On October 16, 2015, UNH was part of NASA’s Magnetospheric Multiscale (MMS) mission when it made history by flying through a magnetic reconnection event between the Earth and the sun. The four MMS spacecrafts launched from a single rocket were only inside the event for a few seconds, but the instruments which UNH researchers helped to develop were able to gather data on the plasmas and fields involved at an unprecedented speed of one hundred times faster than ever before. As a result, for the first time, scientists could track the way the magnetic fields changed, new electric fields presented, as well as the speeds and direction of the various charged particles.

“The MMS mission was designed from the very beginning to provide an answer to the riddle of magnetic reconnection,” said Roy Torbert of the Space Science Center (SSC) at UNH and co-author of the corresponding paper released online in the journal Science. “We were confident that we would be able to get some important data from the mission but to do it as quickly and accurately as we did was just amazing.”

MMS observatories in a clean room before launch from Cape Canaveral Air Force Station, Florida. Photo credit: NASA/Ben Smegelsky.

MMS observatories in a clean room before launch from Cape Canaveral Air Force Station, Florida. Photo credit: NASA/Ben Smegelsky.

The findings are significant because magnetic reconnection is one of the most important drivers of space weather events, like solar flares, coronal mass ejections and geomagnetic storms, and can effect modern technological systems like communications satellites, GPS navigation and electrical power grids. Scientists want to understand how the magnetic explosions work to help predict when they might occur and better protect the technologies modern society relies upon.

One of the mysteries of magnetic reconnection is the process of changing the configuration of magnetic field lines and the conversion of energy that may find its way to Earth. In some cases, the process is explosive and in others it is steady. The data collected gave the researchers a clearer view of the reconnection energy release and the role played by electrons in this release.

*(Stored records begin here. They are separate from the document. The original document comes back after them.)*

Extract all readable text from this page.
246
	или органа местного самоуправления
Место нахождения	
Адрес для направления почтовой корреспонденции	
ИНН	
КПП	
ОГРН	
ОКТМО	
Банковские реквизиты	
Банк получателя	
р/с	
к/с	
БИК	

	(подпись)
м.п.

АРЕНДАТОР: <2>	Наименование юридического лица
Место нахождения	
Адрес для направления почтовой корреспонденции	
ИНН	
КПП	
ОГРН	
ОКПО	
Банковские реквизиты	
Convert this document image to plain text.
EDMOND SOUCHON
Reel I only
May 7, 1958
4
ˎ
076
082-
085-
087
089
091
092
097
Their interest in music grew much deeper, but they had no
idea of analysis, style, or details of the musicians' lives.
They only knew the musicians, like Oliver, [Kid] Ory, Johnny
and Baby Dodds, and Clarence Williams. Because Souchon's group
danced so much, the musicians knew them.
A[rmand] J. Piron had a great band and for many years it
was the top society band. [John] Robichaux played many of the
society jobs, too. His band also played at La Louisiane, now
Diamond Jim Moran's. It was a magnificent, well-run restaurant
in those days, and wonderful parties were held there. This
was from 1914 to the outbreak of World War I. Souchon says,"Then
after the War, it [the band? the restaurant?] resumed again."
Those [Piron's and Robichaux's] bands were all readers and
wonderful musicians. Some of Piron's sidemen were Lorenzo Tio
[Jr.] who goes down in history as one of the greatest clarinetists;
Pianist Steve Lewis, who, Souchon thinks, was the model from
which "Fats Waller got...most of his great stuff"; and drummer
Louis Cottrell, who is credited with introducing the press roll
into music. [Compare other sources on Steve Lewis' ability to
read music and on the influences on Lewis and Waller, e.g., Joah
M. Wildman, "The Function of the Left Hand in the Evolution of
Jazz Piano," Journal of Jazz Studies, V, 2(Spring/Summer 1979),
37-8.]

It showed that they move rather uniformly at hundreds of miles per second along the magnetic boundaries in such a way that, when the electrons cross the magnetic boundary of Earth, the “magnetopause,” they are deflected and create electric fields. These electric fields drive the electrons along new magnetic field lines to produce a flash conversion of magnetic energy. These observations coincide with computer simulations that have shown a striking feature in the electron distributions, called a “crescent,” named for the characteristic crescent shapes that the electron population graphs show to represent how all the electrons are moving as they are accelerated in a reconnection event.

“The long-standing, world-class expertise of the UNH Space Science Center in space instrumentation was critical to forming our excellent international team on MMS, which contributed directly to the findings of this exciting mission thus far,” said Torbert, lead scientist for the UNH effort and deputy principal investigator for the MMS mission itself. “This data is so revolutionary that it has the potential over the next 50 years to provide new findings to unlock a wide array of mysteries in space physics.”

NASA’s $1.1-billion Magnetospheric Multiscale (MMS) mission was launched on March 12, 2015, from Cape Canaveral Air Force Station, Florida, carrying a quartet of identical satellites. As part of an international team from 12 institutes, UNH researchers spent over seven years of scientific effort to construct and/or coordinate nearly half of the key instruments that populate each of the four satellites.

For nearly a decade, UNH team members built two Electron Drift Instruments for each of the four spacecraft and the central electronic controls for all the instruments being built to measure the spectrum of electromagnetic fields around the spacecraft. The team also took over the construction of a complex, mission-critical instrument late in the game—the Spin-plane Double Probe—designed to slowly pay out 60 meters (192 feet) of spaghetti-like, high-tech cable, at the end of which is an orange-sized metallic sphere that measures electric potential in the vacuum of space. The complete “FIELDS” instrument suite is comprised of six sensors per spacecraft. Including sensors and associated electronics, the international FIELDS team, which was coordinated at UNH, contributed 64 of the total 120 instruments for the mission, with UNH building a total of 28.